Boris Johnson’s government has been criticised for leaving behind British citizens and Afghan allies as the last evacuation flights depart Kabul, marking the end of a 20-year campaign.
In what is being characterised as the largest evacuation effort since the Second World War, some 15,000 people were evacuated by British forces from Kabul over the past two weeks over the course of President Joe Biden’s botched withdrawal from Afghanistan.
In total, some 5,000 British nationals, alongside approximately 8,000 Afghan allies and 2,200 children were brought to the United Kingdom under Operation Pitting, Sky News reported.
Yet Prime Minister Boris Johnson has come under fire for leaving behind British citizens and more Afghans who worked alongside the British military to fend for themselves under the Taliban’s radical Islamist regime.
One Briton who was left behind by his government is former British soldier Ben Slater, who has been assisting the government get other people out of the war-torn country. Government officials are alleged to have made a mistake on the paperwork required to evacuate him from Afghanistan.
“We’ve been let down massively. I’m still waiting,” Slater told The Telegraph, adding: “I am still helping the government that let me down, and I will continue to do so, and we will pick up anybody we can on the way.”
The former British soldier said that he is expecting the Taliban to take revenge upon him and his 50 staff, who are Afghan women eligible for the Britain’s special cases refugee programme.
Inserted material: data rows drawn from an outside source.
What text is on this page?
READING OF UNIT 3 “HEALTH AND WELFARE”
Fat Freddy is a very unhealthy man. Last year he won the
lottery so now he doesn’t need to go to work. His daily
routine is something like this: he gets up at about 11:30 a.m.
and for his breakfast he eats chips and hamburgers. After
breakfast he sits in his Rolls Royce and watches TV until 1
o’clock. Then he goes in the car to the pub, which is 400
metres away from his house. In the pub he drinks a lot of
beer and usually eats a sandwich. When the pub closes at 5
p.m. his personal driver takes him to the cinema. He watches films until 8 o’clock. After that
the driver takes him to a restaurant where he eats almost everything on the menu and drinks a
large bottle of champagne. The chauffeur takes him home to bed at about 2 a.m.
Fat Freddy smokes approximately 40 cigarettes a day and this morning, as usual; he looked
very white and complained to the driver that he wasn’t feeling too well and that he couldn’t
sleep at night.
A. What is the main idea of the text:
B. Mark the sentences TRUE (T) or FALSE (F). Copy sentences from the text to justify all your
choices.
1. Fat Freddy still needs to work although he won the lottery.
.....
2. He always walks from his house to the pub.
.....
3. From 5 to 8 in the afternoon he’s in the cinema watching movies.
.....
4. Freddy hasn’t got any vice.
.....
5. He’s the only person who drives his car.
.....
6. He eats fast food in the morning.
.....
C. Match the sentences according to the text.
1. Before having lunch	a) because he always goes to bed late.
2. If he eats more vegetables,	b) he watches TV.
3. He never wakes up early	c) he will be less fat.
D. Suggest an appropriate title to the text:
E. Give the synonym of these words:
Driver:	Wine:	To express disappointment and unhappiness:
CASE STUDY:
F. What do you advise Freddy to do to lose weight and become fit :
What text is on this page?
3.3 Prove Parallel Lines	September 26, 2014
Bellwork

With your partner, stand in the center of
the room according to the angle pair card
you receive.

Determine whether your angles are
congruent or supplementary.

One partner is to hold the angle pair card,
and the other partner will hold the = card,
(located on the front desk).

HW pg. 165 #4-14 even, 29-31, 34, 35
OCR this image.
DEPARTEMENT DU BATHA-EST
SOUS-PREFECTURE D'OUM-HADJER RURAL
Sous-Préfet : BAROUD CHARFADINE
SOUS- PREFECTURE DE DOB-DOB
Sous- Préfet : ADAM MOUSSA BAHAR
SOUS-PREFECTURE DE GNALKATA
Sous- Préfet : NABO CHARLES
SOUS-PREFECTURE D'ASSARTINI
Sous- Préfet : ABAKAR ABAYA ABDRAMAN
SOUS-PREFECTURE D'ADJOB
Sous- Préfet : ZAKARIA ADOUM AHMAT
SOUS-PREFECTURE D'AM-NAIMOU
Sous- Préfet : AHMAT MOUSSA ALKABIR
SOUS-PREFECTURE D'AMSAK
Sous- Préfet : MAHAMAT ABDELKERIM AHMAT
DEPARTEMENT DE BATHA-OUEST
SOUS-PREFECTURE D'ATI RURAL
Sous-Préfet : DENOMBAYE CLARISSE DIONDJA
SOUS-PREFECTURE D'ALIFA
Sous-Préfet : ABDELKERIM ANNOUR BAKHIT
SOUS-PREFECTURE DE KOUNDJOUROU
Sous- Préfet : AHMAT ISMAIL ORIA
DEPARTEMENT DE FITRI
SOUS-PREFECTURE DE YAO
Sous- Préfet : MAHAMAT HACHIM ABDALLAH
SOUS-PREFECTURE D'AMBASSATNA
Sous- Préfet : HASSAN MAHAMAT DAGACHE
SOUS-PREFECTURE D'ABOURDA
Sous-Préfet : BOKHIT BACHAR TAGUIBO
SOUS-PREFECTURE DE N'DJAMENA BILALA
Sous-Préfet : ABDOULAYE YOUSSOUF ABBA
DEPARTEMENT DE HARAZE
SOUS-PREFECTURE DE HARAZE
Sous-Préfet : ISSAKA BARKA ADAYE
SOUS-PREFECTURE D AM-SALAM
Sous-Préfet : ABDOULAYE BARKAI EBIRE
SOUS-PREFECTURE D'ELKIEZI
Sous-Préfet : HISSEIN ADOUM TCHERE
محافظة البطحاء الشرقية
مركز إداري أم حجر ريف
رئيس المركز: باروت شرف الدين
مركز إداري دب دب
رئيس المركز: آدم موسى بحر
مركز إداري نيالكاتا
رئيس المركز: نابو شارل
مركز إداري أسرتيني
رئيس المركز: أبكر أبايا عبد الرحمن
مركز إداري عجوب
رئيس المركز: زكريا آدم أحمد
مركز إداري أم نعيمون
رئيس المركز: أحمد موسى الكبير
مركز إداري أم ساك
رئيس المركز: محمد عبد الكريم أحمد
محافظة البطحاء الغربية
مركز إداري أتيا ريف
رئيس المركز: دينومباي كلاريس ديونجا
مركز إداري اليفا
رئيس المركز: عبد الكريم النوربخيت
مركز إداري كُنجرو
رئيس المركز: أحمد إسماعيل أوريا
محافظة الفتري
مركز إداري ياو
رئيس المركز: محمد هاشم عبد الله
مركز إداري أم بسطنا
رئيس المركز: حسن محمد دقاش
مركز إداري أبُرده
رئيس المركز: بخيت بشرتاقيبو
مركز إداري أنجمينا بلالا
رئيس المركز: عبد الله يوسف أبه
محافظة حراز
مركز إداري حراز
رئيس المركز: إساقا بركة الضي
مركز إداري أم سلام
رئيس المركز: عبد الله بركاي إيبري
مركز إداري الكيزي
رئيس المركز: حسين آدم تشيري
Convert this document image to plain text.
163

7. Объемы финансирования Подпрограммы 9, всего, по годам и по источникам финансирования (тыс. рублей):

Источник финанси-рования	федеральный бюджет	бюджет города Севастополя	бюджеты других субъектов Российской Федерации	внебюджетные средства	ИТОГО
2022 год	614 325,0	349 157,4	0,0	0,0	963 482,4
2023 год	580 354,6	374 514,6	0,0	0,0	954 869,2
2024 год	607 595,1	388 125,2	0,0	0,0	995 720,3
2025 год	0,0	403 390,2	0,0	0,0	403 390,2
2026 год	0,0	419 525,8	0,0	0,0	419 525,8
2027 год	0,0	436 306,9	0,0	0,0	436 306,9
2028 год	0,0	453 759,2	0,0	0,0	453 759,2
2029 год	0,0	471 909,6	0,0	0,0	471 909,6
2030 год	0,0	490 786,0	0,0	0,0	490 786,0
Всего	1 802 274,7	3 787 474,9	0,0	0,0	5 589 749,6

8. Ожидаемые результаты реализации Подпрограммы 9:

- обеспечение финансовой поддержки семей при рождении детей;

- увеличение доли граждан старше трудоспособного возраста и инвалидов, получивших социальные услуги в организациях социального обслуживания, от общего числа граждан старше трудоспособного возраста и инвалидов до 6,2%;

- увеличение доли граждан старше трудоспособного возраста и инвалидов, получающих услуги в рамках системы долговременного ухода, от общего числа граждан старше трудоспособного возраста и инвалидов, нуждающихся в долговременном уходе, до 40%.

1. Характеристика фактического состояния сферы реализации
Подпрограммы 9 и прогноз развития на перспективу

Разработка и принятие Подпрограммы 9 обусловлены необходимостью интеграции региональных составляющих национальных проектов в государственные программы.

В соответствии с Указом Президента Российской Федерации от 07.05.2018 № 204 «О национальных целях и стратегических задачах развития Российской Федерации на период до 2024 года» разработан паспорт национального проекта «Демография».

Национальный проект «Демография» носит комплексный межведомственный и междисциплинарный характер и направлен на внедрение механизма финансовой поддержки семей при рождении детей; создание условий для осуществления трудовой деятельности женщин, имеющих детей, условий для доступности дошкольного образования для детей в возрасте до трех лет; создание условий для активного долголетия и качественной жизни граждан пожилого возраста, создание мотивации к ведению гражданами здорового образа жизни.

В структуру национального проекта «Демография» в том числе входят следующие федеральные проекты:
“Thus far I’ve helped 67 do the impossible and could not help my own people yet,” he said. “Me leaving them behind in my eyes is murder. I can’t live with that.”
Chief of the Defence Staff General Sir Nick Carter, who believes the Taliban are honourable “country boys” who “want an Afghanistan that is inclusive for all”, claimed on Saturday that there will be some commercial flights continuing to fly to the United Kingdom from Kabul.
However, he admitted that they will be “very few now” that the Army has left the country, adding that it was “heartbreaking” that the government failed to rescue everyone from the supposedly inclusive Taliban.
A Foreign, Commonwealth, and Development Office (FCDO) spokesman claimed: “We always cautioned that the nature of the security situation in Afghanistan meant that we would not be able to evacuate everyone we wanted to.”
They did not mention that Prime Minister Boris Johnson repeatedly told Parliament that “there is no military path to victory for the Taliban” in Afghanistan as recently as July, or that the withdrawal date was set by the West a substantial amount of time ago regardless.
Former Afghanistan veteran and Tory chairman of the House of Commons Foreign Affairs Committee Tom Tugendhat said: “I’m extremely sad about this and I very much hope that it might go beyond the August deadline but we found out a few days ago that it wasn’t, so I was expecting it.
“It still leaves me extremely sad that so many of my friends have been left behind.”
The opposition Labour Party has accused the government of being “missing in action” during the withdrawal efforts.
Labour leader Sir Keir Starmer said: “It is unconscionable that there was no strategy in place to get all the British nationals and Afghans we owed a debt to out,” adding the government has known “for 18 months that this moment was coming.”
Aside from failing to evacuate all British citizens from the country, Boris Johnson’s government has possibly endangered many Afghan allies in the country.
Last week, it was revealed that as embassy staff fled the UK embassy in Kabul they reportedly left documents containing the names of staffers and job applicants “scattered on the ground” for the Taliban to find.
The Prime Minister, for his part, has tried to strike an optimistic tone, saying on Sunday: “UK troops and officials have worked around the clock to a remorseless deadline in harrowing conditions.
“They have expended all the patience and care and thought they possess to help people in fear for their lives.
“They’ve seen at first hand barbaric terrorist attacks on the queues of people they were trying to comfort, as well as on our American friends.
“They didn’t flinch. They kept calm. They got on with the job.”
Mr Johnson has also attempted to defend the 20-year war, writing to Her Majesty’s Armed Forces: “Our purpose in Afghanistan was simple — to protect the United Kingdom from harm — and you succeeded in that central mission.
“In the last 20 years, not a single terrorist attack has been launched from Afghan soil against the UK or any other Western country.”
Many have warned that Afghanistan will once again become a haven for terrorism despite the failed nation-building attempts made by the American and British forces, however.